American Clean Power Association Vice President of Markets and Transmission Carrie Zalewski called the rule “an important milestone” but added that it “cannot be the finish line.”
“If implemented effectively, this will lead to much-needed expansion in transmission capacity on the U.S. grid. At the same time, there are also areas in the rule to build upon, especially with regard to the integration of new resources and enabling more transmission between regions.”
Order 1920 was first proposed in 2022 and faced opposition from Trump appointees who feel it favored renewable energy. A 2022 dissent from Commissioner James Danly, whose term expired at the end of last year, said the rule “suborned” the transmission planning process to support the development of “favored generation resources,” and Commissioner Mark Christie was the dissent in Monday’s 2-1 vote on the rule, calling it a “historic failure” designed to divert money from consumers to renewable energy developers.
“We urge FERC to follow up on this historic order with reforms tackling interregional transmission planning and minimum transfer requirements, but today’s action represents long-awaited progress,” said Evergreen Action’s power sector senior policy lead Charles Harper.
Harper said last year that the group viewed the pending FERC order as “the single most important policy to unlock the benefits of the clean energy transition.”
The rule also requires transmission operators to consider seven economic and reliability benefits when considering transmission projects, including the grid’s ability to handle severe weather events. And in a change from the originally proposed rule, FERC declined to give investor-owned utilities and public power utilities the right of first refusal for jointly built transmission projects.
Marquis called this an “important change” and said the group looked forward to reading the full text of the final rule, which was posted late Monday night and not available at the time of the interview.
“Certainly we'll be reading through that to see what changes were made and where the commission made refinements to the final order,” she said. “We're going to be digging into the order itself, we're going to be evaluating the need for rehearing requests, evaluating others’ rehearing requests and engaging in the compliance process.”
Adam Winer, United’s strategic communications director, said he wants to keep seeing “folks making that connection between the need to get more renewables connected, and the transmission system.”
“And having states, in particular, really understand that their goals – not just in terms of clean energy, but also lowering costs and keeping the lights on – is all connected to this larger transmission system,” he said. “We want to see states ask grid operators, ‘Hey, what are you going to do to make sure that this gets done?’”

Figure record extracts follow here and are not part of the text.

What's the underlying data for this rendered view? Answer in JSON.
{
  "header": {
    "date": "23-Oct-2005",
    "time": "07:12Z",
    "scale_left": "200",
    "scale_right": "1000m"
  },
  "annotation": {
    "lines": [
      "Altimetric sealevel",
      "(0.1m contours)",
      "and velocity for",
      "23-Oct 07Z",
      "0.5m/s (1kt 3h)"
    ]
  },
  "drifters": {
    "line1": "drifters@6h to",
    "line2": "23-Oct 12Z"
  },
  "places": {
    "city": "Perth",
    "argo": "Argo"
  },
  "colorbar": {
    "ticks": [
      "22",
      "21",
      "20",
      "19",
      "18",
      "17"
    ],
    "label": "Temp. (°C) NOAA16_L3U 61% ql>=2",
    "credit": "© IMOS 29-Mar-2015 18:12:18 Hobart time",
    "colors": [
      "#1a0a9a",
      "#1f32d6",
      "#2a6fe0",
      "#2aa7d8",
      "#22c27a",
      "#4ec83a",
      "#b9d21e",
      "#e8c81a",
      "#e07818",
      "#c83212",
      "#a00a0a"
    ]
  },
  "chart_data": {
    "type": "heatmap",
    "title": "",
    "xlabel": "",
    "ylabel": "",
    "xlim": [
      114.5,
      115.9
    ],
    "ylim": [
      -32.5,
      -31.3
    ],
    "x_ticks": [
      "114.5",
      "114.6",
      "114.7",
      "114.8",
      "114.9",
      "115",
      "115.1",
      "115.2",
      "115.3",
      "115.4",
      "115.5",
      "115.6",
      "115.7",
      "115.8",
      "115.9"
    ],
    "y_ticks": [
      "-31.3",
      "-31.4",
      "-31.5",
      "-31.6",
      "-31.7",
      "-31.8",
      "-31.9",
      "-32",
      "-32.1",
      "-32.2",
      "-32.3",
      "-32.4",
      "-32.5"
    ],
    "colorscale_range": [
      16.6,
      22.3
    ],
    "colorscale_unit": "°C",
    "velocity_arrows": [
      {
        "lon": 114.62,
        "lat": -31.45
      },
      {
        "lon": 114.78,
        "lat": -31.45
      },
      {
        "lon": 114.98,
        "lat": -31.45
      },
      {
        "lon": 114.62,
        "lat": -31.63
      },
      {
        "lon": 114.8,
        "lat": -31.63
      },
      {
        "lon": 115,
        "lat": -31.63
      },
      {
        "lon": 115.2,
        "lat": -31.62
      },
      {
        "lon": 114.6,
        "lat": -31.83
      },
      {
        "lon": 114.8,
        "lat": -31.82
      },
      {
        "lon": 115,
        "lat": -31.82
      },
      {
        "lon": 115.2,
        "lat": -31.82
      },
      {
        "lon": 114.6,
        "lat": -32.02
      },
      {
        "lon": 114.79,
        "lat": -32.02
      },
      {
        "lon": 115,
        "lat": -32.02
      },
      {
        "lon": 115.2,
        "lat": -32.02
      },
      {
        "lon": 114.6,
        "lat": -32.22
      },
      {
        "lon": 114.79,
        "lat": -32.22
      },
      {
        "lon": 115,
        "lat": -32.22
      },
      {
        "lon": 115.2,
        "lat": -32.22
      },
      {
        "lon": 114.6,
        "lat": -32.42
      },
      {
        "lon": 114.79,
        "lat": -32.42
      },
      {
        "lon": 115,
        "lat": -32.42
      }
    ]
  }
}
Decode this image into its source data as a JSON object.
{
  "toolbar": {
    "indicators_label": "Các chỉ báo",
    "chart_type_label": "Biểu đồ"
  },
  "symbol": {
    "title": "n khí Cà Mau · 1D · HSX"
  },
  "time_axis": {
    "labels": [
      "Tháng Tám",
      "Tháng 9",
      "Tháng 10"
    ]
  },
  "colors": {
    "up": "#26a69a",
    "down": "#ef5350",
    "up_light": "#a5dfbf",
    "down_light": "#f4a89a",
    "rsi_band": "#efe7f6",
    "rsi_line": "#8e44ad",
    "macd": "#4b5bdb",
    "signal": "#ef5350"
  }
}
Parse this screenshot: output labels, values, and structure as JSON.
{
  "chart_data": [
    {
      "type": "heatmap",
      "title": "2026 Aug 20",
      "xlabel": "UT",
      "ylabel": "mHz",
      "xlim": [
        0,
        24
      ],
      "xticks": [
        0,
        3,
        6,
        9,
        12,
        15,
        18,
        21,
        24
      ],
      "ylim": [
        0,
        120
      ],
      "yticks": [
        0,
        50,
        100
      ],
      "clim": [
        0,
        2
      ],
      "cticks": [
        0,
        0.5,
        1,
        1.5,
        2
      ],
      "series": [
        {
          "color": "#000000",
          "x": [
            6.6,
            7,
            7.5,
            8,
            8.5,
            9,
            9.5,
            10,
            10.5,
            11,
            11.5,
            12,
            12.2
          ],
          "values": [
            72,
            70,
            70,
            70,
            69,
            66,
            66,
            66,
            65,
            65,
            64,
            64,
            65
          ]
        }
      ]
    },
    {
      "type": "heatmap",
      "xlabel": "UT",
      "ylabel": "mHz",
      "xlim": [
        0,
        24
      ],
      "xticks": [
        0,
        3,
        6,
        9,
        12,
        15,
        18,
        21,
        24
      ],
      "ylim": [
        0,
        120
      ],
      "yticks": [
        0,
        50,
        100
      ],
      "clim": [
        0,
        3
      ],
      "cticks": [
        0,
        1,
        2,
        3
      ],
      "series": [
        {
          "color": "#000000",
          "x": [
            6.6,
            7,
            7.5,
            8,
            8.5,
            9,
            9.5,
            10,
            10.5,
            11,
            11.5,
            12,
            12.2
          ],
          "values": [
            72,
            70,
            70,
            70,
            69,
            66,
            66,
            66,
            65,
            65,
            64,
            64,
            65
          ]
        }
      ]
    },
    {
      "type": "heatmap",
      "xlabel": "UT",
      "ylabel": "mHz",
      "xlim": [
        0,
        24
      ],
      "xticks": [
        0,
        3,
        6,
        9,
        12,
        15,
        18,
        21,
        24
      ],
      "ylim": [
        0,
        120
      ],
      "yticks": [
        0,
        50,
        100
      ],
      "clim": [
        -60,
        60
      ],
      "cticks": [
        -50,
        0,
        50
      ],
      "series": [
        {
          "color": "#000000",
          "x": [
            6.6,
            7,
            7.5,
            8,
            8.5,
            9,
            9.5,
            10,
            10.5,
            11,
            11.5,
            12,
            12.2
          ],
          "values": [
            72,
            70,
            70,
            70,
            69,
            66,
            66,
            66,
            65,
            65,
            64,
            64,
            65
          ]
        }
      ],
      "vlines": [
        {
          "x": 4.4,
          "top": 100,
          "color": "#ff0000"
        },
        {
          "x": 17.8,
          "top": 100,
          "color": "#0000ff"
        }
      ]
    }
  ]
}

“This is very much a beyond the Beltway story,” Winer added. “We think each of these grids is going to have to really grapple with this stuff.”
Correction: This article has been updated to correct a quote from Advanced Energy United's Caitlin Marquis. The company will be evaluating its need for rehearing requests, evaluating others’ rehearing requests and engaging in the compliance process in the wake of the new FERC rule, Marquis said.